In one project with a mid-sized biotech company, we achieved an 80% yield improvement early on, enabling the production of a 500-gram batch in fewer runs and delivering material two weeks ahead of schedule. Additionally, by replacing slow, small-scale column chromatography with anti-solvent crystallization, we eliminated a major bottleneck and prepared the process for future commercial-scale success.
We also mitigated scale-up safety risks by eliminating DMF to reduce the potential of nitrosamine production and replacing dioxane to remove peroxide-related explosion hazards.
Finding Flexibility with Your CDMO
Speed is necessary for successful drug development, but far from sufficient. Flexibility, the ability to pivot quickly between scales, processes, and requirements, defines whether a CDMO can support a product across its lifecycle.
Scaling up Seamlessly
Most CDMOs excel in small-scale pilot or high-volume production, but few can do both. As demand shifts rapidly between clinical and commercial needs, the ability to operate effectively across all scales is critical.
The Right Facility Design
Operational flexibility must be built into a CDMO’s infrastructure from the start. Modular cleanrooms, multipurpose reactors, and flexible fill–finish suites allow rapid reconfiguration of lines to meet changing client needs. Without this built-in adaptability, bottlenecks quickly form, leading to project delays that snowball.
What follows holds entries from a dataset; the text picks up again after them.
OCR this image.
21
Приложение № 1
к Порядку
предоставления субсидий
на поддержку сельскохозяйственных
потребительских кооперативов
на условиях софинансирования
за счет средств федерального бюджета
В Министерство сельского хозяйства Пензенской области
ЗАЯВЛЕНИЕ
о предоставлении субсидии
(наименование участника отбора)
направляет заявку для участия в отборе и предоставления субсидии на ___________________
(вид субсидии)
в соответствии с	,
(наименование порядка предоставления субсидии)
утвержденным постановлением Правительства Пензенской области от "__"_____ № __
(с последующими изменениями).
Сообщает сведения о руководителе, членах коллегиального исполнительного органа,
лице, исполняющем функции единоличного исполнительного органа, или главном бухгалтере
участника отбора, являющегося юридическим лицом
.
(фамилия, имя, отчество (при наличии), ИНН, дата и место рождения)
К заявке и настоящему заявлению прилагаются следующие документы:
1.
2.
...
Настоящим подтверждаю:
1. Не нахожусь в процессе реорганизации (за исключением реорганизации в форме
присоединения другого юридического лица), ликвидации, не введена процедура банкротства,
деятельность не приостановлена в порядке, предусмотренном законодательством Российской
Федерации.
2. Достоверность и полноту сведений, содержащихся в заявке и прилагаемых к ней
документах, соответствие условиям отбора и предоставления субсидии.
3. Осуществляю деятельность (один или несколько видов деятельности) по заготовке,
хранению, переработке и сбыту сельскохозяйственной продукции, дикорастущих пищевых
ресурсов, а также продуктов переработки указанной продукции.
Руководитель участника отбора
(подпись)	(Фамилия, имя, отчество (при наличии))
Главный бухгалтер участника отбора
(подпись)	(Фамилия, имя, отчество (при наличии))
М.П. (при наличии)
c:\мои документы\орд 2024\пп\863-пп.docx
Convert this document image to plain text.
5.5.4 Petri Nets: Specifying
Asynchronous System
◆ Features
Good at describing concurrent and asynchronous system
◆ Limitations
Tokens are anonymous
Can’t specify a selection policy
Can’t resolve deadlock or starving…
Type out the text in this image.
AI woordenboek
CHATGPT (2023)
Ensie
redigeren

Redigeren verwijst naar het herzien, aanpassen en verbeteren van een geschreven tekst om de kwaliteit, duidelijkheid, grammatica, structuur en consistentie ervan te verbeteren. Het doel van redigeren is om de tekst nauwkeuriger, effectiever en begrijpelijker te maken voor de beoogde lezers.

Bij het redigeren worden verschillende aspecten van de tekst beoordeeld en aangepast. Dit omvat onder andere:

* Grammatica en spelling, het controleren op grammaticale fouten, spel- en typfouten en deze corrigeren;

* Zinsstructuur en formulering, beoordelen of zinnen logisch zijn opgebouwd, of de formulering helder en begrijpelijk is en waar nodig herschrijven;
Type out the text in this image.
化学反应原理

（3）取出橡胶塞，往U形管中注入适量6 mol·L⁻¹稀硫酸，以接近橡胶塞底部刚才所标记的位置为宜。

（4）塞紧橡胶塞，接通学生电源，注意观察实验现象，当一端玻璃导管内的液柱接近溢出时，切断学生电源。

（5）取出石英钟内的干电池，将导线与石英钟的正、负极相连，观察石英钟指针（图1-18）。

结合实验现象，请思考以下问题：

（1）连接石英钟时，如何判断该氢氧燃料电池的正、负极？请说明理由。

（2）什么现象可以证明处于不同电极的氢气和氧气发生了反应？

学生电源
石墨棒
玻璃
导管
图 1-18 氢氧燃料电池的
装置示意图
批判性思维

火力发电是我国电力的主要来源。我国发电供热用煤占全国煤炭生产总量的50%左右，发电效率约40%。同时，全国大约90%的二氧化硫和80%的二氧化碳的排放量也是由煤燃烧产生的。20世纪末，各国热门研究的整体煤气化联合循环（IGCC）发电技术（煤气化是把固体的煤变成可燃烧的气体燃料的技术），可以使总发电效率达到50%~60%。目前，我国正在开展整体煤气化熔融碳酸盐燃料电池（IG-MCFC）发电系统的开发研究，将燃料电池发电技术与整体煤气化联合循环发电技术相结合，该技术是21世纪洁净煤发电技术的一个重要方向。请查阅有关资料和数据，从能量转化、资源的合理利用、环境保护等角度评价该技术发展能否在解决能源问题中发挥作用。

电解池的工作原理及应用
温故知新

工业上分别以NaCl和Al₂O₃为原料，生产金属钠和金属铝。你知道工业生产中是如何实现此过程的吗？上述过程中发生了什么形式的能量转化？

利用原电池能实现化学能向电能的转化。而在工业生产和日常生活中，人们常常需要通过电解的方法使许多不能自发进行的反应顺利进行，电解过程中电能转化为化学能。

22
Agile Decision-Making Structures
Even state-of-the-art facilities cannot compensate for slow or siloed decision-making. Governance – how teams set priorities, approve changes, escalate issues, manage risks, and document decisions – must enable fast, cross-functional alignment. Lean, agile decision pathways are essential, and organizational rigidity remains a huge obstacle to flexibility.
Strategic Partnerships Over Transactional Engagements
Transactional engagements, where a CDMO is hired for a single task, such as producing a batch or transferring a method, offer limited scope and little long-term value because the CDMO is not integrated into broader planning or lifecycle decisions. Increasingly, drug developers are seeking strategic, long-term partnerships that support programs from early development through launch and beyond. These collaborations improve forecasting, resource allocation, and the sharing of risk. Ultimately, this partnership enables greater CDMO flexibility and adaptability.
The Bottom Line: Speed and Flexibility without Compromising on Quality, Safety, or Compliance
Speed and flexibility are now essential for next-generation CDMO partnerships, but they cannot come at the expense of quality, safety, or regulatory compliance. Today’s aggressive timelines, shifting demand, and evolving regulations require infrastructure and expertise that can adapt while upholding rigorous standards. CDMOs built for flexibility – with modular systems, concurrent workflows, deep scientific capability, and lean governance – are best positioned to accelerate development, maintain compliance, and reduce risk.